Cacao nibs are amazing. Cacao is just cocoa or chocolate before all the sugar is added. The reason people say dark chocolate is good for you if because of it’s high percentage of cacao which is rich in antioxidants which fight cancer and illness and stuff that really suck. If the dark chocolate wrapper says it’s 85% cacao then it’s 8.5 out of 10 in cacao – the other 1.5 ratio is sugar which really is not that bad. The higher the cacao percentage the better and cacao nibs are 100% cacao – because they’re…cacao…nibs. Cool? Cool.
Nuts and Seeds: Wonderful ways to include healthy fats in your diet. Healthy fats keep you from feeling “snacky” because it provides some balance to your diet and protects our organs, helps absorb nutrients, and promotes cell growth. This smoothie pictures is packed with fats so I didn’t add avocado and ghee and more nut butter with other meals that day – over doing healthy fats is possible.
Spices: Sometimes adding a little seasoning is exciting and adds an extra something.
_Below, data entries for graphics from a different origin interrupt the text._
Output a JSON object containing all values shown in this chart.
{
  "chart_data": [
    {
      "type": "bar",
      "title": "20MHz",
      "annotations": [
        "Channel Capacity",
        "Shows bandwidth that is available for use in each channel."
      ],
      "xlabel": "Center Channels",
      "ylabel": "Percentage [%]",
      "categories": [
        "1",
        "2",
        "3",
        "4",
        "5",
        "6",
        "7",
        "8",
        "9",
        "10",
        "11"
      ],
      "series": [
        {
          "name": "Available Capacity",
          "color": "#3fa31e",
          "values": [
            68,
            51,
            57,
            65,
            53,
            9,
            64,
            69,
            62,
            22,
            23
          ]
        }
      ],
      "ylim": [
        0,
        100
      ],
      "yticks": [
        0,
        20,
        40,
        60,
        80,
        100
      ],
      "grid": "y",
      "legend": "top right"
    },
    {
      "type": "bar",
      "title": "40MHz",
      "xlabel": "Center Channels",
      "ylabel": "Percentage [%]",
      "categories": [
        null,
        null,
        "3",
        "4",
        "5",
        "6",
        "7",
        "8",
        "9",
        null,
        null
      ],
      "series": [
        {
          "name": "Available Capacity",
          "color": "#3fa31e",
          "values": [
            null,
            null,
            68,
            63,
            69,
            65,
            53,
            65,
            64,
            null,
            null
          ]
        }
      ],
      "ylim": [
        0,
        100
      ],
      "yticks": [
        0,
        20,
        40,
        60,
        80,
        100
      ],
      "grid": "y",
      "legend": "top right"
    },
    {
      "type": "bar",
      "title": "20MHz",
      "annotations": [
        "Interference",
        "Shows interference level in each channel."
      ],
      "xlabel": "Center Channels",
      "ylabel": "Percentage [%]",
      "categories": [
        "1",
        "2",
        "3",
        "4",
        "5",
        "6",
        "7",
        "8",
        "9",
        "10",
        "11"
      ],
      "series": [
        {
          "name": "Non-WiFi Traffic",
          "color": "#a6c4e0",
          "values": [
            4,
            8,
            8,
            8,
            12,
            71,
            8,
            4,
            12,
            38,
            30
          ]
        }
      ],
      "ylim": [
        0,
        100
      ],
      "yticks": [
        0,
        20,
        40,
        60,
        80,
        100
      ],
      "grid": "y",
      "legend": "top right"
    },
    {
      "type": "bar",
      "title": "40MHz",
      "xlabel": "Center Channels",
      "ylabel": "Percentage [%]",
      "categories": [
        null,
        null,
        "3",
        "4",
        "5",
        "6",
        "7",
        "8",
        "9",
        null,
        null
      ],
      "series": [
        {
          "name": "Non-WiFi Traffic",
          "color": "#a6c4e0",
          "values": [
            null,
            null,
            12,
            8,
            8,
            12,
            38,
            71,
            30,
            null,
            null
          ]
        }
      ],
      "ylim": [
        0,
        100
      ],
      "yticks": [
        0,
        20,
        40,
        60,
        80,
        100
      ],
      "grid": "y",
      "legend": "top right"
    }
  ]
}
Sometimes I’ll throw in cinnamon, pink sea salt, all spice, nutmeg, pumpkin spice, or turmeric if the smoothie has something that could go well with it. I would add these to sweet potato, pumpkin, apple, vanilla protein, and banana tasting smoothies. I encourage getting creative but don’t want you to create a monster – kale and cinnamon sounds awful.
This last smoothie is my Sweet Potato and Zucchini smoothie.